Go to the Tiergarten in the heart of Berlin and find entire families without a stitch on, spending an afternoon out with three generations playing tennis (admittedly, with some amount of flapping), swimming and some even cycling around.

There is none of the pressure to meet exacting notions of beauty, shape or size. Nor is morality, virtue or shame an automatic appendage to nakedness. Instead there is a social recognition of the body being what the body is and the skin its natural clothing.

Go to Santorini, and a bus ride less than two hours away will bring you to one of many nudism-friendly (or clothing optional is another way to put it), mixed beaches along the popular tourist island. Vlychada, for one, was not too far from the Fira. Nor was the black sand beach of Perissa. At least, till some years ago.

Now, with its myriad problems of a faltering economy and refugee/migrant crisis, nudism on the coastline may soon be a thing of the past. The point being, Europeans tend to see clothing or a lack of it with perhaps the same sensibility as India's Santhals and Gonds of the past.

Europeans tend to see clothing or a lack of it with perhaps the same sensibility as India’s Santhals and Gonds of the past

Attempts to cover up sit oddly with a certain European-ness. In Italy, earlier this year, there was a backlash after someone draped two nude Roman statues to spare the blushes of the Iranian president Hassan Rouhani during a visit to the Capitoline Museums.

Prudes of all hues should then eschew a visit to the treasure-rich city of Florence where Michelangelo's 5.17 metre nude David with his bits and pieces has stood for over five centuries and is the main draw for many tourists. Indeed, the nude form is familiar to public gaze through widely displayed paintings and sculpture in swathes of Europe.
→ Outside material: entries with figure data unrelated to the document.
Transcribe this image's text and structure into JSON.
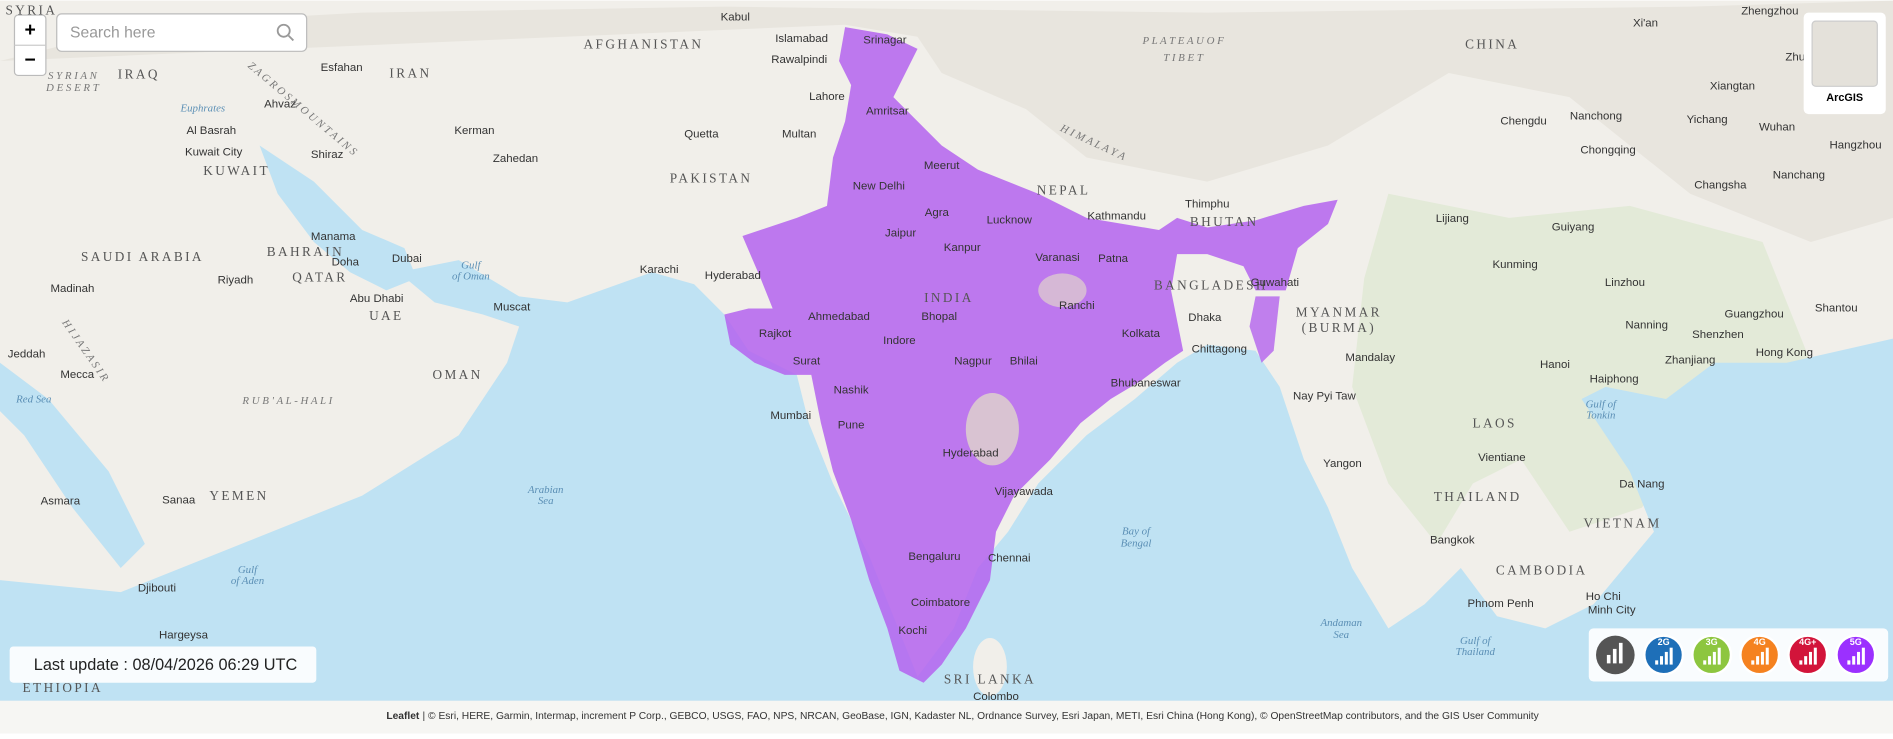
{
  "zoom": {
    "in": "+",
    "out": "−"
  },
  "search": {
    "placeholder": "Search here"
  },
  "basemap": {
    "label": "ArcGIS"
  },
  "last_update": "Last update : 08/04/2026 06:29 UTC",
  "network_filters": [
    "2G",
    "3G",
    "4G",
    "4G+",
    "5G"
  ],
  "attribution": {
    "leaflet": "Leaflet",
    "credits": "| © Esri, HERE, Garmin, Intermap, increment P Corp., GEBCO, USGS, FAO, NPS, NRCAN, GeoBase, IGN, Kadaster NL, Ordnance Survey, Esri Japan, METI, Esri China (Hong Kong), © OpenStreetMap contributors, and the GIS User Community"
  },
  "map_labels": {
    "countries": [
      "SYRIA",
      "AFGHANISTAN",
      "IRAN",
      "IRAQ",
      "PAKISTAN",
      "SAUDI ARABIA",
      "OMAN",
      "YEMEN",
      "INDIA",
      "NEPAL",
      "BHUTAN",
      "BANGLADESH",
      "MYANMAR",
      "(BURMA)",
      "CHINA",
      "LAOS",
      "THAILAND",
      "VIETNAM",
      "CAMBODIA",
      "SRI LANKA",
      "ETHIOPIA",
      "UAE",
      "QATAR",
      "BAHRAIN",
      "KUWAIT"
    ],
    "cities": [
      "Kabul",
      "Islamabad",
      "Srinagar",
      "Rawalpindi",
      "Lahore",
      "Amritsar",
      "Multan",
      "Quetta",
      "Kerman",
      "Zahedan",
      "Esfahan",
      "Ahvaz",
      "Al Basrah",
      "Kuwait City",
      "Shiraz",
      "Manama",
      "Doha",
      "Dubai",
      "Abu Dhabi",
      "Muscat",
      "Riyadh",
      "Madinah",
      "Jeddah",
      "Mecca",
      "Karachi",
      "Hyderabad",
      "Ahmedabad",
      "Rajkot",
      "Surat",
      "Mumbai",
      "Pune",
      "Nashik",
      "Indore",
      "Bhopal",
      "Jaipur",
      "New Delhi",
      "Meerut",
      "Agra",
      "Lucknow",
      "Kanpur",
      "Varanasi",
      "Patna",
      "Ranchi",
      "Kolkata",
      "Nagpur",
      "Bhilai",
      "Hyderabad",
      "Vijayawada",
      "Bhubaneswar",
      "Chennai",
      "Bengaluru",
      "Coimbatore",
      "Kochi",
      "Colombo",
      "Kathmandu",
      "Thimphu",
      "Guwahati",
      "Dhaka",
      "Chittagong",
      "Mandalay",
      "Nay Pyi Taw",
      "Yangon",
      "Bangkok",
      "Phnom Penh",
      "Ho Chi",
      "Minh City",
      "Vientiane",
      "Hanoi",
      "Da Nang",
      "Haiphong",
      "Kunming",
      "Lijiang",
      "Guiyang",
      "Chengdu",
      "Chongqing",
      "Nanchong",
      "Yichang",
      "Wuhan",
      "Changsha",
      "Nanchang",
      "Xi'an",
      "Zhengzhou",
      "Zhumadia",
      "Xiangtan",
      "Hangzhou",
      "Linzhou",
      "Nanning",
      "Guangzhou",
      "Shantou",
      "Shenzhen",
      "Hong Kong",
      "Zhanjiang",
      "Asmara",
      "Sanaa",
      "Djibouti",
      "Hargeysa"
    ],
    "water": [
      "Arabian",
      "Sea",
      "Bay of",
      "Bengal",
      "Gulf",
      "of Oman",
      "Red Sea",
      "Gulf",
      "of Aden",
      "Andaman",
      "Sea",
      "Gulf of",
      "Thailand",
      "Gulf of",
      "Tonkin",
      "Euphrates"
    ],
    "regions": [
      "P L A T E A U   O F",
      "T I B E T",
      "H I M A L A Y A",
      "Z A G R O S   M O U N T A I N S",
      "R U B '   A L  -  H A L I",
      "S Y R I A N",
      "D E S E R T",
      "H I J A Z   A S I R"
    ]
  }
}
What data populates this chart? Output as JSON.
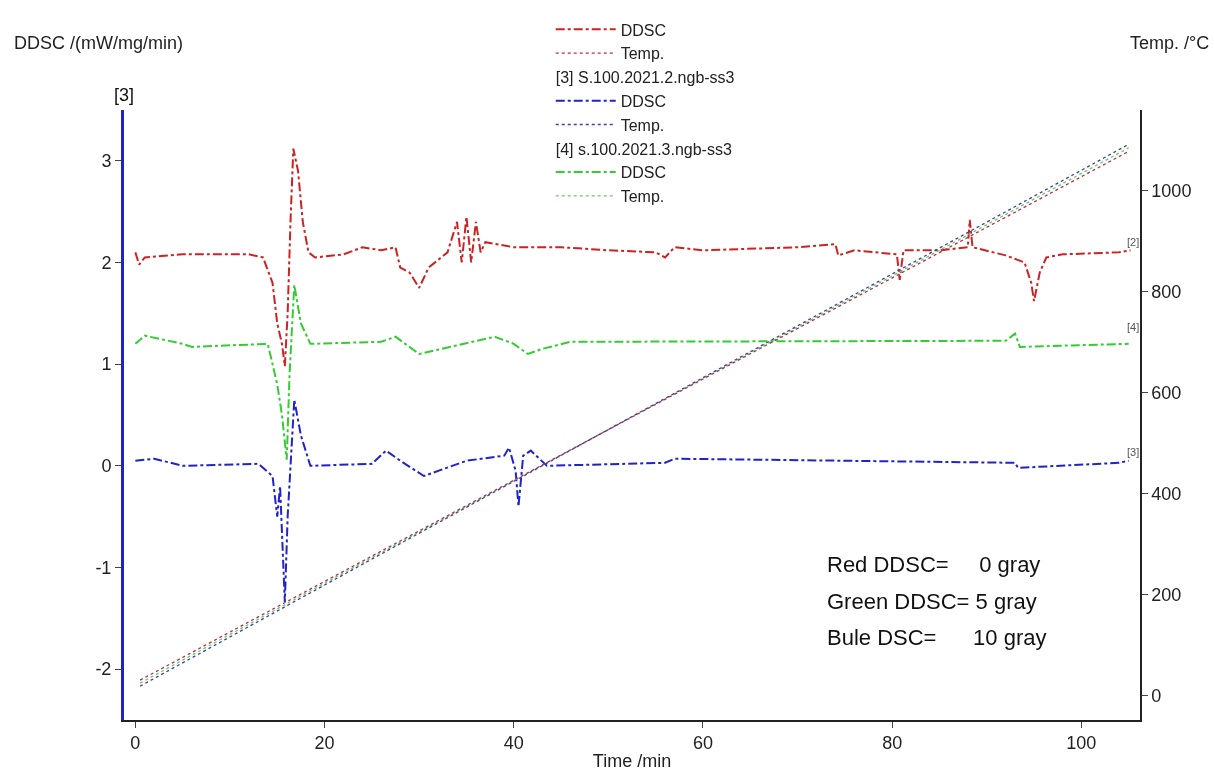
{
  "chart_data": {
    "type": "line",
    "xlabel": "Time /min",
    "ylabel": "DDSC /(mW/mg/min)",
    "y2label": "Temp. /°C",
    "xlim": [
      -1.2,
      106.2
    ],
    "xticks": [
      0,
      20,
      40,
      60,
      80,
      100
    ],
    "ylim": [
      -2.5,
      3.5
    ],
    "yticks": [
      -2,
      -1,
      0,
      1,
      2,
      3
    ],
    "y2lim": [
      -48,
      1160
    ],
    "y2ticks": [
      0,
      200,
      400,
      600,
      800,
      1000
    ],
    "legend": "top",
    "marker": "none",
    "series": [
      {
        "name": "DDSC",
        "color": "#cc2222",
        "line_style": "dashed",
        "x": [
          0,
          0.4,
          1,
          5,
          12,
          13.5,
          14.5,
          15,
          15.5,
          15.8,
          16.1,
          16.4,
          16.7,
          17.2,
          17.7,
          18.3,
          19,
          22,
          24,
          26,
          27.5,
          28,
          29,
          30,
          31,
          33,
          34,
          34.5,
          35,
          35.5,
          36,
          36.5,
          37,
          40,
          45,
          50,
          55,
          56,
          57,
          60,
          70,
          74,
          74.3,
          76,
          80.5,
          80.8,
          81.2,
          85,
          88,
          88.2,
          88.5,
          92,
          94,
          94.7,
          95,
          95.6,
          96.3,
          98,
          104,
          105.2
        ],
        "values": [
          2.1,
          1.98,
          2.05,
          2.08,
          2.08,
          2.05,
          1.8,
          1.4,
          1.2,
          0.98,
          1.5,
          2.4,
          3.12,
          2.9,
          2.4,
          2.1,
          2.05,
          2.08,
          2.15,
          2.12,
          2.15,
          1.95,
          1.9,
          1.75,
          1.95,
          2.1,
          2.4,
          2.0,
          2.45,
          2.0,
          2.4,
          2.1,
          2.2,
          2.15,
          2.15,
          2.12,
          2.1,
          2.05,
          2.15,
          2.12,
          2.15,
          2.18,
          2.07,
          2.12,
          2.08,
          1.83,
          2.12,
          2.12,
          2.15,
          2.42,
          2.15,
          2.07,
          2.0,
          1.8,
          1.62,
          1.9,
          2.05,
          2.08,
          2.1,
          2.12
        ]
      },
      {
        "name": "Temp.",
        "color": "#b03050",
        "line_style": "dotted",
        "axis": "y2",
        "x": [
          0.5,
          105
        ],
        "values": [
          31,
          1078
        ]
      },
      {
        "name": "DDSC",
        "color": "#2222cc",
        "line_style": "dashed",
        "x": [
          0,
          2,
          5,
          13,
          14.5,
          15,
          15.3,
          15.8,
          16.1,
          16.8,
          17.5,
          18.5,
          25,
          26.5,
          28,
          30.5,
          35,
          39,
          39.5,
          40.2,
          40.5,
          41,
          41.8,
          43.5,
          56,
          57,
          93,
          93.3,
          104,
          105
        ],
        "values": [
          0.05,
          0.07,
          0.0,
          0.02,
          -0.1,
          -0.5,
          -0.2,
          -1.34,
          -0.5,
          0.65,
          0.3,
          0.0,
          0.02,
          0.15,
          0.05,
          -0.1,
          0.05,
          0.1,
          0.18,
          -0.05,
          -0.4,
          0.1,
          0.15,
          0.0,
          0.03,
          0.07,
          0.03,
          -0.02,
          0.03,
          0.05
        ]
      },
      {
        "name": "Temp.",
        "color": "#4040a0",
        "line_style": "dotted",
        "axis": "y2",
        "x": [
          0.5,
          105
        ],
        "values": [
          19,
          1092
        ]
      },
      {
        "name": "DDSC",
        "color": "#33cc33",
        "line_style": "dashed",
        "x": [
          0,
          1,
          5,
          6,
          14,
          15,
          15.5,
          16,
          16.3,
          16.8,
          17.5,
          18.5,
          26,
          27.5,
          30,
          38,
          40,
          41.5,
          43,
          46,
          92,
          93,
          93.5,
          105
        ],
        "values": [
          1.2,
          1.28,
          1.2,
          1.17,
          1.2,
          0.8,
          0.5,
          0.06,
          0.9,
          1.78,
          1.4,
          1.2,
          1.22,
          1.27,
          1.1,
          1.27,
          1.2,
          1.1,
          1.15,
          1.22,
          1.23,
          1.3,
          1.17,
          1.2
        ]
      },
      {
        "name": "Temp.",
        "color": "#66cc66",
        "line_style": "dotted",
        "axis": "y2",
        "x": [
          0.5,
          105
        ],
        "values": [
          25,
          1085
        ]
      }
    ],
    "annotations": [
      "[3] S.100.2021.2.ngb-ss3",
      "[4] s.100.2021.3.ngb-ss3",
      "[3]",
      "Red DDSC=     0 gray",
      "Green DDSC= 5 gray",
      "Bule DSC=      10 gray",
      "[2]",
      "[4]",
      "[3]"
    ]
  }
}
Gawking at naturalists in flesh and blood, however, is not usually encouraged so there are strict codes of conduct at such venues for those who are covered up. A few years ago, after a trip to Granada, one drove from the Andalusian coast to Malaga, taking in Costa del Sol.

There were several kinds of naturalist beaches and coves there and my travelling companions from Netherlands and Greece discarded their clothes and dove into the sea. To my eternal regret I was overcome by timidity (although no one had the slightest interest in the antics of others) but the image of delighted abandon of nonchalant bathers became a cherished insight into living cultures that celebrated free spirit as much as choice.

What might a Parisian sensibility then make of the prudish BBC presenter who was outraged that burkinistas were being asked to junk their wet suits on French beaches?

"The French don't mind topless bathing, but they are fining someone who wants to cover up," he squawked, betraying what might be a lingering Victorian sensibility. If he was right should the converse then hold? If the norm is no skin-show in certain geographies, then shouldn't baring be accommodated as a sign of cultural equality?

In Berlin's Schoeneberg neighbourhood, a pedestrian plaza has been created in the Crellestrasse - the Crelleplatz. There is a little fountain and families are basking, eating ice cream and drinking wine, on a late afternoon.

Watched by indulgent parents, there are lots of little children, mostly in little knickers, frolicking, tumbling around in the water, playing and behaving as children once used to.

None of the "shame, shame, puppy shame" Indian admonishments to be found there.

Back in olive land, Umbria, a young Italian has come over with his pretty wife and new baby, snug in only a diaper, to show where the utilities are. The baby has a bald head and piercing blue eyes, and comes readily into my arms.

As I hold him facing me, the father exclaims, "That is not how to hold a baby." He turns the little one around in the curve of my elbow, so that the baby has a wide view, and smiles, "How will he see the world otherwise?" Or the world him.

That must be a European state of mind.